Sólo sé es que estoy cansada. Cansada, incluso, de estar cansada. Agotada. Exhausta, como las yeguas de la novela de Bibiana Collado Cabrera

¿Cómo hemos acabado así?, me pregunté entonces. Y supe, lo tuve claro, que había llegado el momento de poner en palabras ese agotamiento físico y, por tanto, anímico, emocional, que desde hace tiempo nos define, que da forma, pero no sentido, a lo que somos y a cómo somos, que evita que seamos lo que de verdad queremos ser, que nos aliena. “La angustia existencial derivada de la fatiga crónica”. Lo escribo y no me lo creo. Mejor, en ese caso, entrecomillarlo. Es sólo una expresión rimbombante. No sé lo que significa. Lo único que a estas alturas sé es que estoy cansada. Cansada, incluso, de estar cansada.

Culpa y escarmiento

Sí, estoy agotada. Exhausta, como las yeguas de la magnífica novela de Bibiana Collado Cabrera. Lo reconozco. Lo admito. Pero rechazo, con la leve ira, apenas perceptible, que permite la lasitud, el impepinable sentimiento de culpa que esos verbos, reconocer, admitir, implican. ¿Qué tiene de malo, personal y socialmente, aceptar que estoy superada, que la aflicción se ha apoderado de cada rincón de mi cuerpo y de mi mente, que soy yo la que me provoco mis propias contracturas, que hasta escribir me duele ya, que no llego a todo, que no puedo con todo? Nada. Y sin embargo me castigo por ello, me condeno al hastío de la permanente insatisfacción, esa que conduce a la infelicidad cotidiana. Todas lo hacemos, no escarmentamos.

Y eso que yo soy una privilegiada. No tengo hijos a los que cuidar, de los que ocuparme. Pero tengo una novela que entregar. Tengo un libro que leer. Tengo una entrevista que transcribir. Tengo un reportaje que preparar. Tengo que hacer la compra. Tengo que ir a nadar. Tengo que cocinar. Tengo que, tengo que, tengo que, tengo que, tengo que, tengo que… El deber como principio regidor de nuestras vidas, aquel que, además, las desestructura. "Don't forget to breathe (…) Just breathe". Eso canta Alexi Murdoch en una de mis canciones favoritas, a la que volví cuando, hace quince días, la ansiedad me paralizó. La presión en el pecho no ha desaparecido.

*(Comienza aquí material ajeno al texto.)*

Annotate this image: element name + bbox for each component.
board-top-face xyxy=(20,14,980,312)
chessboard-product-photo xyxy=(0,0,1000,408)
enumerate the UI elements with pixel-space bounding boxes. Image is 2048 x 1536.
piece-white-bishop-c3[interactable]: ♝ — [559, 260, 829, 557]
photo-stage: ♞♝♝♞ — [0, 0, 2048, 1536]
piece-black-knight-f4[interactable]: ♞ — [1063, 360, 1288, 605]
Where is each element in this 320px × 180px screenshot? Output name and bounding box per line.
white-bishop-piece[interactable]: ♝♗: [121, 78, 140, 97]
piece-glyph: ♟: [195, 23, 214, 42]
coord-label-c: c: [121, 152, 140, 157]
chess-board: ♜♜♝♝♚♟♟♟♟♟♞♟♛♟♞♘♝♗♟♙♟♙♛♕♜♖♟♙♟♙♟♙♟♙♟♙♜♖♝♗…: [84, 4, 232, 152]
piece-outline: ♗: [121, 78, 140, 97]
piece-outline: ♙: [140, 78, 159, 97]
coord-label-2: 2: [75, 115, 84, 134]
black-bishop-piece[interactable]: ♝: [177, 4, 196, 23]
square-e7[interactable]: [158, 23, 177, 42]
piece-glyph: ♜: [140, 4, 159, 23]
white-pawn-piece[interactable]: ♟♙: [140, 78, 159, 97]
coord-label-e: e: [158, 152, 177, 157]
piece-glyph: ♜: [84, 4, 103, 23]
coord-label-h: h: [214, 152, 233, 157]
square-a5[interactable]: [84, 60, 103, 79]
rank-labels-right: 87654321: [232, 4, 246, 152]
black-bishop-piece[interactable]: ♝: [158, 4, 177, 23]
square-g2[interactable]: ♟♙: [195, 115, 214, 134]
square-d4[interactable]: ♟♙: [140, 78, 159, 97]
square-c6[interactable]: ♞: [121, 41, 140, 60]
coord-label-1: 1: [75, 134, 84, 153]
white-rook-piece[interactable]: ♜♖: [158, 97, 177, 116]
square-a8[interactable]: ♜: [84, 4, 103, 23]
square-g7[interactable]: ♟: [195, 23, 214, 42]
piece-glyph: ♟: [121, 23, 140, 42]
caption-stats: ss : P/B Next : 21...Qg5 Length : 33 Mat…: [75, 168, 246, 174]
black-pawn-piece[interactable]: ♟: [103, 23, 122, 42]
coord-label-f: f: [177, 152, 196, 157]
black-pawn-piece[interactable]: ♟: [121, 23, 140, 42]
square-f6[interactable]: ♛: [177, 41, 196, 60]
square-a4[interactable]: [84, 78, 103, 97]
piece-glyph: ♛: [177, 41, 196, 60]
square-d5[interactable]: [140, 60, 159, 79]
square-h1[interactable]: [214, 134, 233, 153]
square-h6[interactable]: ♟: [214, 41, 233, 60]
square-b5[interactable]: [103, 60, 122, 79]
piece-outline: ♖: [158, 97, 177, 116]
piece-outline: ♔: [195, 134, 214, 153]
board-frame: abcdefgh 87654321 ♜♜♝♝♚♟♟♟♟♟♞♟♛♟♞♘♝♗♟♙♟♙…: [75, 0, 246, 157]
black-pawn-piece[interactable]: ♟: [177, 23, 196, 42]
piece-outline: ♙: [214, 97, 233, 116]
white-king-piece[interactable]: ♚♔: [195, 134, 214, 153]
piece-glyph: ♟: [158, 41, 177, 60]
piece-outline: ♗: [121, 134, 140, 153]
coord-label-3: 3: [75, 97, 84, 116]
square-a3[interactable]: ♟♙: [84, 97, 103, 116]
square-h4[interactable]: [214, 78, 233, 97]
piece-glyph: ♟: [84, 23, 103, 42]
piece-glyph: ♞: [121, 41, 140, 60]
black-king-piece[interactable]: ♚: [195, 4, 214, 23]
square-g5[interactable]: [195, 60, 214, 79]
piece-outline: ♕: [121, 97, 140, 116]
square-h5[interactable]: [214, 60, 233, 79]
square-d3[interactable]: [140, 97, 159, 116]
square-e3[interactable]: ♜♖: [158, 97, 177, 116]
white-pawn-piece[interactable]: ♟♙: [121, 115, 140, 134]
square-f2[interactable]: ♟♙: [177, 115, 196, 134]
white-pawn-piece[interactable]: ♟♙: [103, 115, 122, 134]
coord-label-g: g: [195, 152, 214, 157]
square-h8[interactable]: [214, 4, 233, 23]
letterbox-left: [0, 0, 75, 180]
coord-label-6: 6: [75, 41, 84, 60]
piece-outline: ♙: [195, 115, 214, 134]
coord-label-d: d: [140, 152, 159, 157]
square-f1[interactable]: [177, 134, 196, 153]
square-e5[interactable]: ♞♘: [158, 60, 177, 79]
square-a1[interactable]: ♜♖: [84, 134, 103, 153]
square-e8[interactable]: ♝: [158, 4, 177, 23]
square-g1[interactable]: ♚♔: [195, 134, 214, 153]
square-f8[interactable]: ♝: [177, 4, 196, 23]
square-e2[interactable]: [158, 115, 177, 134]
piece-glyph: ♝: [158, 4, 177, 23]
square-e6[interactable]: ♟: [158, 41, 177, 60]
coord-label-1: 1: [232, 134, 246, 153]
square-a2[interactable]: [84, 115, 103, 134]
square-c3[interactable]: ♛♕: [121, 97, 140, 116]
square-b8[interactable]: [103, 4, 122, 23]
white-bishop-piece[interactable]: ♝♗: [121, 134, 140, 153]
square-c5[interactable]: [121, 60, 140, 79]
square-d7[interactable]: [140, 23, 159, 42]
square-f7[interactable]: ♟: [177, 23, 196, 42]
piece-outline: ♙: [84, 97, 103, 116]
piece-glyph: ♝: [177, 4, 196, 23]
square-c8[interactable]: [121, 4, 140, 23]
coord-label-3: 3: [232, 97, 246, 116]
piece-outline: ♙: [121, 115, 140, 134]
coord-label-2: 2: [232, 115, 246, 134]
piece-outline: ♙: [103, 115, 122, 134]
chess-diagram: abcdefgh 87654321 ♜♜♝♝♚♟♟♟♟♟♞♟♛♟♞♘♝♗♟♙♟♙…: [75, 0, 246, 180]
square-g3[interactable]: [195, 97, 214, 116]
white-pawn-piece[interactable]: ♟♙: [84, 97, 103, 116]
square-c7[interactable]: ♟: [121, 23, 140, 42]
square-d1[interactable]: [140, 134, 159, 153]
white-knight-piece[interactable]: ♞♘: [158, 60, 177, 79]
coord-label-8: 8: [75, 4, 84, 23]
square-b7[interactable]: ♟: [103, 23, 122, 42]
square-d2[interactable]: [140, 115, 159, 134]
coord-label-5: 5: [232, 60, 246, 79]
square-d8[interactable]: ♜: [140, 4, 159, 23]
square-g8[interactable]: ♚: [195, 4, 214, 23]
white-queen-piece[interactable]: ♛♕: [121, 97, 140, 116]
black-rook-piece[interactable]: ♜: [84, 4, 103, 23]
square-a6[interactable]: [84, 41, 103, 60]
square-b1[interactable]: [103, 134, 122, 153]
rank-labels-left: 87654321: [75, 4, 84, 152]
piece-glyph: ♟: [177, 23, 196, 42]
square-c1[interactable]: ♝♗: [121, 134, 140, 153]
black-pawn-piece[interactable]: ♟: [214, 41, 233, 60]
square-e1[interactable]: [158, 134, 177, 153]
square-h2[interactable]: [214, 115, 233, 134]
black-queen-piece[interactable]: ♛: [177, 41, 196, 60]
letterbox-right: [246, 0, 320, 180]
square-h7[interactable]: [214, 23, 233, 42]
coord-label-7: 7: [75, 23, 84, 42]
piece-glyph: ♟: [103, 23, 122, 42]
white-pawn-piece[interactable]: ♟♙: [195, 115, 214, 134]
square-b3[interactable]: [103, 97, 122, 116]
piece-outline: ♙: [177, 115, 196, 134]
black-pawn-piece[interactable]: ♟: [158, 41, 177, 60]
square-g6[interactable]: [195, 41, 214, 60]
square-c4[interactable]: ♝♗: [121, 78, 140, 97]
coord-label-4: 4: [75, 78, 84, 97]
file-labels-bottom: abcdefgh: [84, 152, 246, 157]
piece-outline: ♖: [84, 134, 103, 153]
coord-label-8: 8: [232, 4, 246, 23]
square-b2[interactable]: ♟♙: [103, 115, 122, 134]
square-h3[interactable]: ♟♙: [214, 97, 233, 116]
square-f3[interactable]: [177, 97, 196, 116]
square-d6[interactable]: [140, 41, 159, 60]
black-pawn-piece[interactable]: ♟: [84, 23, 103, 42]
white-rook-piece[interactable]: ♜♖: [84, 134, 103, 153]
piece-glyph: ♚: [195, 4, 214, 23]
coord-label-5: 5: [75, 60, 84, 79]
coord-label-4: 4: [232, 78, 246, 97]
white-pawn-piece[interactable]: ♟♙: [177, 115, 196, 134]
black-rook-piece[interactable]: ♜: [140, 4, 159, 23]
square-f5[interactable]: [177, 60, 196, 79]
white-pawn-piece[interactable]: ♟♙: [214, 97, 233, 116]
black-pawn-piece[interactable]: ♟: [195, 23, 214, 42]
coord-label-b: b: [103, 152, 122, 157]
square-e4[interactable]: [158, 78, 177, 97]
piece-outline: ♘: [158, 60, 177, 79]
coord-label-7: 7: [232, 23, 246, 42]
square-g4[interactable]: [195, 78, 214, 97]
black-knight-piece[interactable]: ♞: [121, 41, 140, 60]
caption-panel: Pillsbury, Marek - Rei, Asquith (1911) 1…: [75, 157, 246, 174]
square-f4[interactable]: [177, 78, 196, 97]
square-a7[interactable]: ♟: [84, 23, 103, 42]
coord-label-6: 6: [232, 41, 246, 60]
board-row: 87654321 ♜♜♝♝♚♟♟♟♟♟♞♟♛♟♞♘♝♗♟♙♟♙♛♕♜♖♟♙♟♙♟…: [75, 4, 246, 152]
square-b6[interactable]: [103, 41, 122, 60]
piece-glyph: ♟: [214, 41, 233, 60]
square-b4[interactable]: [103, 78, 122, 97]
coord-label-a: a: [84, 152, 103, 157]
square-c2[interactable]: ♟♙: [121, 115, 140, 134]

Sigue ahí.

 "Más solitarios y conectados que nunca, (…) la pregunta por el sentido de lo que hacemos vuelve como manotazo entre nuestras formas de vida, entre el exceso de producción e impostura cuando la ansiedad se naturaliza como lente opaca ante la conciencia de un ver que duele. Una ansiedad que se tolera como daño colateral del privilegio de quien al menos vive y trabaja y mejor se calla ante la pobreza y mayor vulnerabilidad de los otros". Lo escribe Remedios Zafra en Frágiles (Anagrama, 2021), un ensayo lúcido e inteligente, como toda su obra.

Me doy por vencida. Me rindo. Tanto que he terminado empleando el lenguaje bélico. Pero la vida no es una batalla. Es una oportunidad. Y es única, y extraordinaria.